As a prosecutor, Maco felt he had “probable cause” to charge Allen.

Maco never wound up bringing charges against Allen but always felt he had probable cause to do so. Maco told the filmmakers about his own meeting with Dylan and how she became “totally unresponsive,” with “a glazed look over her eyes,” when he brought up “Daddy Woody.” Maco says he chose not to pursue charges because believed that putting Dylan on the stand — as the trial would require — would, as he put it at the time, risk “further traumatization” of a child “who had already been through so much.” In other words, Allen didn’t escape trial because Connecticut lacked evidence to charge him; Allen escaped trial because the state prosecutor feared for the victim.

NYC social workers investigating the case believed Dylan and thought she had “more to disclose.”

Meanwhile, New York’s Child Welfare Administration was also investigating the claims against Allen. Within two weeks, case worker Paul Williams reportedly concluded that he had sufficient information to open a criminal investigation against Allen. He was reportedly told that “it is customary for the ‘big wigs’ to take over in high-profile cases.” Williams, who did not give an interview in the documentary, temporarily lost his job in what his attorney described as a “massive coverup attempt” by the mayor’s office to keep Williams from sharing his findings. That attorney claimed the city waged a campaign to “suffocate and silence” the case worker, who is seen in vintage news footage saying, “I believe the kid.” Williams subsequently (and successfully) sued the city to regain his post.

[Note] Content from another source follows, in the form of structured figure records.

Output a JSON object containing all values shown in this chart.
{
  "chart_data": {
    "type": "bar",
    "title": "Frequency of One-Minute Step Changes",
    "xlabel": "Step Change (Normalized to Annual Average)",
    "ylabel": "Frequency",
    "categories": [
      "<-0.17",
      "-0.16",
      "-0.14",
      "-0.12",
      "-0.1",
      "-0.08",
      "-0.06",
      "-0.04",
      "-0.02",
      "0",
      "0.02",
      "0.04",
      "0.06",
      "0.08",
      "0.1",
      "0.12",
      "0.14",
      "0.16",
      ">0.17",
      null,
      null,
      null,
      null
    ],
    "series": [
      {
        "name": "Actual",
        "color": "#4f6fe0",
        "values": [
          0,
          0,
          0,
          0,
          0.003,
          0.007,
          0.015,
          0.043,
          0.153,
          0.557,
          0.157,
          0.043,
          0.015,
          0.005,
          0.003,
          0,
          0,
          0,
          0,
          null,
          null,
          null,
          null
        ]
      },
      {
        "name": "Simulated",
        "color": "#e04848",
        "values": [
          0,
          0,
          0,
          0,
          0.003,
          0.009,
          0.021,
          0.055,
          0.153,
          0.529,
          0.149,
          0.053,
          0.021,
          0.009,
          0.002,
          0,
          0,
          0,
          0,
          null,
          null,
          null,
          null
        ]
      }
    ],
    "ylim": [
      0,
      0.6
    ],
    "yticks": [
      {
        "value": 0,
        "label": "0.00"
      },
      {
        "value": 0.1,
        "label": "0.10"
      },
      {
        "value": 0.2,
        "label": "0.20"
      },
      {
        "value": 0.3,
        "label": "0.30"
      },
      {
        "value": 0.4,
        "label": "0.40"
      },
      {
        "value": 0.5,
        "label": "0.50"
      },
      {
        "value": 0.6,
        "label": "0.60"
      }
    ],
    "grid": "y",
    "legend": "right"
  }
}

In reviewing the CWA files, however, filmmakers noticed a compelling detail: Williams had spoken directly with Jennifer Sawyer, one of the two social workers who evaluated Dylan at the Yale-New Haven clinic. In his notes — which, again, are the only ones available, as Yale–New Haven destroyed theirs — Williams wrote that Sawyer “indicated that she believes Dylan,” and was actually “of the opinion that the child has more to disclose.”

The judge in Allen’s custody lawsuit concluded that his behavior toward Dylan was “grossly inappropriate.”

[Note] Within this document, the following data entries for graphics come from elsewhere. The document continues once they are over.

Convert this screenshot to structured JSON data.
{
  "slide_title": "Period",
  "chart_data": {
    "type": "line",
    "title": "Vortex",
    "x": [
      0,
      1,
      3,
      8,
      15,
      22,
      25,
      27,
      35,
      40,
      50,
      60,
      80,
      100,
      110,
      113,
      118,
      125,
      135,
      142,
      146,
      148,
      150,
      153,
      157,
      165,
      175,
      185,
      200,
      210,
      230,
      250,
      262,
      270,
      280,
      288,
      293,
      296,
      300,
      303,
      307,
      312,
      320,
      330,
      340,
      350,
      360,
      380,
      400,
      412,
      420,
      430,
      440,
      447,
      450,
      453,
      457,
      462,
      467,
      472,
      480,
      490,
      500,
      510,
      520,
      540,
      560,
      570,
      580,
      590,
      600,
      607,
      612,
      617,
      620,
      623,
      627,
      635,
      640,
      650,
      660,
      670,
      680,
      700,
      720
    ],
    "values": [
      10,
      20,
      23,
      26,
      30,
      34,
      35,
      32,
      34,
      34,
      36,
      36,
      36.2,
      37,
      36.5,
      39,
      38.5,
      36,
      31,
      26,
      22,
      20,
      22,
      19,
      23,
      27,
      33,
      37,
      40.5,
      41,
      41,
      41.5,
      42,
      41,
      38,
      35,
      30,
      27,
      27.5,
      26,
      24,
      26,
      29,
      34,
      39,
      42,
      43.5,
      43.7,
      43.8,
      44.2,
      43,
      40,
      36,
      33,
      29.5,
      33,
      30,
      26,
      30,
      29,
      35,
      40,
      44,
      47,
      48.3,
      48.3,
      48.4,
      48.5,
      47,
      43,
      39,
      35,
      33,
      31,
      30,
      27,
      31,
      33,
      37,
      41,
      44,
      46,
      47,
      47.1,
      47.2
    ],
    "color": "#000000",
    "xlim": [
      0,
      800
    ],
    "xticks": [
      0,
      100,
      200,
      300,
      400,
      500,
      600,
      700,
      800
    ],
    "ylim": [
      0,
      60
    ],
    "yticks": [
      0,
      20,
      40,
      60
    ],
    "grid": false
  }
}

From the beginning, Allen’s defense — as he explained it on 60 Minutes — held that Mia became enraged over his relationship with Soon-Yi and poisoned Dylan against him. When he decided to sue her for custody of Dylan, Ronan, and Moses in 1992, he did so on the grounds that she had become an unfit mother — “emotionally disturbed,” heavily medicated, “unable to manage the rearing of her nine children,” whom Allen said she was also “brainwashing.” His argument aligned tidily with a controversial theory advanced by child psychiatrist Richard Gardner: Parental Alienation Syndrome, which (according to Gardner’s personal experience; his self-published work on the subject had no scientific basis and was never peer-reviewed) occurs when one parent tries to win their children’s allegiance by disparaging and even lying about the other parent during divorce proceedings. Gardner believed this was particularly true where sex-abuse allegations were concerned and shared that opinion freely in the media during Allen and Farrow’s custody battle.

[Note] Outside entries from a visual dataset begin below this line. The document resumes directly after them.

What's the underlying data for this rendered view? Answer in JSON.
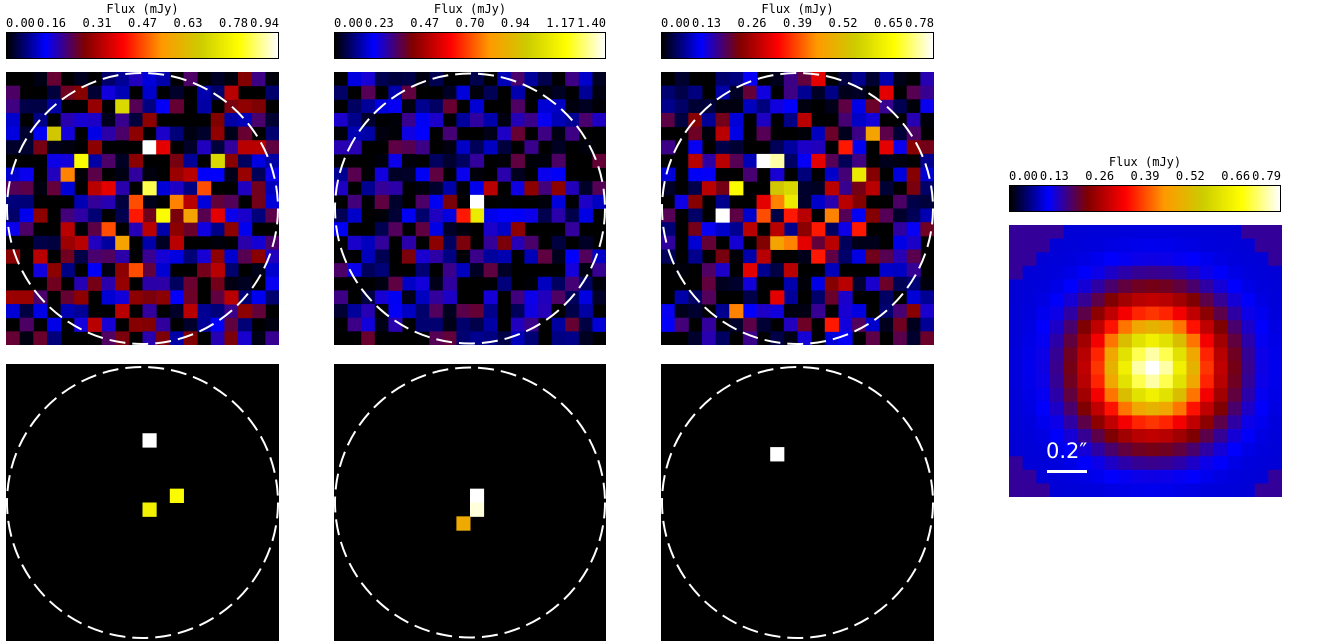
{
  "colormap": {
    "stops": [
      "#000000",
      "#0000ff",
      "#7f0000",
      "#ff0000",
      "#ff9900",
      "#cccc00",
      "#ffff00",
      "#ffffff"
    ]
  },
  "colorbars": [
    {
      "title": "Flux (mJy)",
      "ticks": [
        "0.00",
        "0.16",
        "0.31",
        "0.47",
        "0.63",
        "0.78",
        "0.94"
      ]
    },
    {
      "title": "Flux (mJy)",
      "ticks": [
        "0.00",
        "0.23",
        "0.47",
        "0.70",
        "0.94",
        "1.17",
        "1.40"
      ]
    },
    {
      "title": "Flux (mJy)",
      "ticks": [
        "0.00",
        "0.13",
        "0.26",
        "0.39",
        "0.52",
        "0.65",
        "0.78"
      ]
    },
    {
      "title": "Flux (mJy)",
      "ticks": [
        "0.00",
        "0.13",
        "0.26",
        "0.39",
        "0.52",
        "0.66",
        "0.79"
      ]
    }
  ],
  "maps": {
    "grid_size": 20,
    "top_row": [
      {
        "name": "flux-map-1",
        "circle": true,
        "peak": 0.94,
        "pixels": [
          [
            10,
            5,
            1.0
          ],
          [
            4,
            7,
            0.55
          ],
          [
            3,
            4,
            0.7
          ],
          [
            8,
            2,
            0.75
          ],
          [
            11,
            5,
            0.4
          ],
          [
            9,
            4,
            0.3
          ],
          [
            15,
            6,
            0.75
          ],
          [
            5,
            6,
            0.85
          ],
          [
            14,
            8,
            0.5
          ],
          [
            10,
            8,
            0.9
          ],
          [
            12,
            9,
            0.55
          ],
          [
            11,
            10,
            0.85
          ],
          [
            13,
            10,
            0.6
          ],
          [
            9,
            10,
            0.45
          ],
          [
            7,
            11,
            0.5
          ],
          [
            8,
            12,
            0.6
          ],
          [
            10,
            11,
            0.35
          ],
          [
            12,
            11,
            0.3
          ],
          [
            6,
            8,
            0.35
          ],
          [
            7,
            8,
            0.4
          ],
          [
            9,
            9,
            0.5
          ],
          [
            13,
            9,
            0.35
          ],
          [
            16,
            11,
            0.3
          ],
          [
            15,
            10,
            0.4
          ],
          [
            4,
            11,
            0.35
          ],
          [
            5,
            12,
            0.35
          ],
          [
            12,
            12,
            0.35
          ],
          [
            8,
            14,
            0.3
          ],
          [
            9,
            14,
            0.5
          ],
          [
            2,
            13,
            0.35
          ],
          [
            15,
            14,
            0.35
          ],
          [
            5,
            16,
            0.3
          ],
          [
            13,
            17,
            0.35
          ],
          [
            17,
            17,
            0.3
          ],
          [
            16,
            16,
            0.35
          ],
          [
            6,
            18,
            0.35
          ],
          [
            8,
            17,
            0.35
          ],
          [
            11,
            16,
            0.3
          ],
          [
            16,
            1,
            0.35
          ],
          [
            2,
            10,
            0.3
          ],
          [
            3,
            14,
            0.3
          ],
          [
            17,
            5,
            0.35
          ],
          [
            18,
            5,
            0.35
          ],
          [
            10,
            3,
            0.3
          ],
          [
            13,
            7,
            0.35
          ],
          [
            6,
            5,
            0.3
          ]
        ],
        "noise_seed": 11,
        "noise_level": 0.32
      },
      {
        "name": "flux-map-2",
        "circle": true,
        "peak": 1.4,
        "pixels": [
          [
            10,
            9,
            1.0
          ],
          [
            10,
            10,
            0.8
          ],
          [
            9,
            10,
            0.45
          ],
          [
            7,
            12,
            0.3
          ],
          [
            11,
            8,
            0.35
          ],
          [
            13,
            11,
            0.3
          ],
          [
            5,
            13,
            0.28
          ],
          [
            8,
            9,
            0.28
          ],
          [
            12,
            12,
            0.28
          ],
          [
            14,
            8,
            0.3
          ],
          [
            3,
            9,
            0.25
          ],
          [
            16,
            8,
            0.3
          ],
          [
            6,
            11,
            0.25
          ],
          [
            9,
            12,
            0.28
          ],
          [
            15,
            13,
            0.25
          ],
          [
            13,
            6,
            0.25
          ],
          [
            7,
            7,
            0.25
          ],
          [
            4,
            15,
            0.25
          ],
          [
            11,
            14,
            0.25
          ],
          [
            17,
            15,
            0.22
          ]
        ],
        "noise_seed": 23,
        "noise_level": 0.26
      },
      {
        "name": "flux-map-3",
        "circle": true,
        "peak": 0.78,
        "pixels": [
          [
            7,
            6,
            1.0
          ],
          [
            8,
            6,
            0.95
          ],
          [
            4,
            10,
            1.0
          ],
          [
            5,
            8,
            0.85
          ],
          [
            8,
            8,
            0.7
          ],
          [
            9,
            8,
            0.75
          ],
          [
            9,
            9,
            0.8
          ],
          [
            8,
            9,
            0.55
          ],
          [
            7,
            10,
            0.5
          ],
          [
            9,
            10,
            0.45
          ],
          [
            10,
            10,
            0.35
          ],
          [
            11,
            11,
            0.45
          ],
          [
            12,
            10,
            0.55
          ],
          [
            8,
            12,
            0.6
          ],
          [
            9,
            12,
            0.55
          ],
          [
            10,
            12,
            0.4
          ],
          [
            11,
            13,
            0.45
          ],
          [
            8,
            11,
            0.35
          ],
          [
            13,
            9,
            0.35
          ],
          [
            14,
            7,
            0.8
          ],
          [
            13,
            5,
            0.45
          ],
          [
            11,
            6,
            0.4
          ],
          [
            7,
            9,
            0.4
          ],
          [
            6,
            11,
            0.35
          ],
          [
            3,
            8,
            0.35
          ],
          [
            4,
            6,
            0.35
          ],
          [
            10,
            11,
            0.3
          ],
          [
            12,
            12,
            0.35
          ],
          [
            15,
            8,
            0.35
          ],
          [
            16,
            5,
            0.4
          ],
          [
            15,
            4,
            0.6
          ],
          [
            11,
            0,
            0.4
          ],
          [
            16,
            1,
            0.4
          ],
          [
            6,
            14,
            0.4
          ],
          [
            8,
            16,
            0.4
          ],
          [
            5,
            17,
            0.55
          ],
          [
            9,
            14,
            0.35
          ],
          [
            12,
            18,
            0.45
          ],
          [
            13,
            15,
            0.35
          ],
          [
            7,
            13,
            0.35
          ],
          [
            4,
            4,
            0.35
          ],
          [
            2,
            6,
            0.35
          ],
          [
            10,
            3,
            0.35
          ],
          [
            14,
            11,
            0.45
          ],
          [
            12,
            8,
            0.35
          ]
        ],
        "noise_seed": 37,
        "noise_level": 0.3
      }
    ],
    "bottom_row": [
      {
        "name": "detection-map-1",
        "circle": true,
        "pixels": [
          [
            10,
            5,
            1.0
          ],
          [
            12,
            9,
            0.85
          ],
          [
            10,
            10,
            0.82
          ]
        ]
      },
      {
        "name": "detection-map-2",
        "circle": true,
        "pixels": [
          [
            10,
            9,
            1.0
          ],
          [
            10,
            10,
            0.98
          ],
          [
            9,
            11,
            0.62
          ]
        ]
      },
      {
        "name": "detection-map-3",
        "circle": true,
        "pixels": [
          [
            8,
            6,
            1.0
          ]
        ]
      }
    ],
    "psf": {
      "name": "psf-map",
      "sigma": 2.9,
      "center": [
        10,
        10
      ],
      "ring_amp": 0.05
    }
  },
  "scalebar": {
    "label": "0.2″"
  }
}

But during the actual hearing, one babysitter who’d been looking after Mia’s children on the day of the alleged assault recalled walking in on Allen with his face buried in Dylan’s crotch. Two others confirmed that he then disappeared with Dylan for 20 minutes. According to reporters who covered the hearing, Allen appeared meek in his defense; meanwhile, Mia’s video recordings of Dylan (also featured in the documentary) explaining what had happened to her contradicted the idea that she had coached or led her daughter to a particular narrative. In the end, the judge ruled in favor of Mia, stating that “Mr. Allen’s behavior toward Dylan was grossly inappropriate,” and that “measures must be taken to protect her.” He deemed the Yale–New Haven report “sanitized” and questioned whether or not Allen could ever become a fit parent to his daughter. Allen’s two subsequent appeals were denied.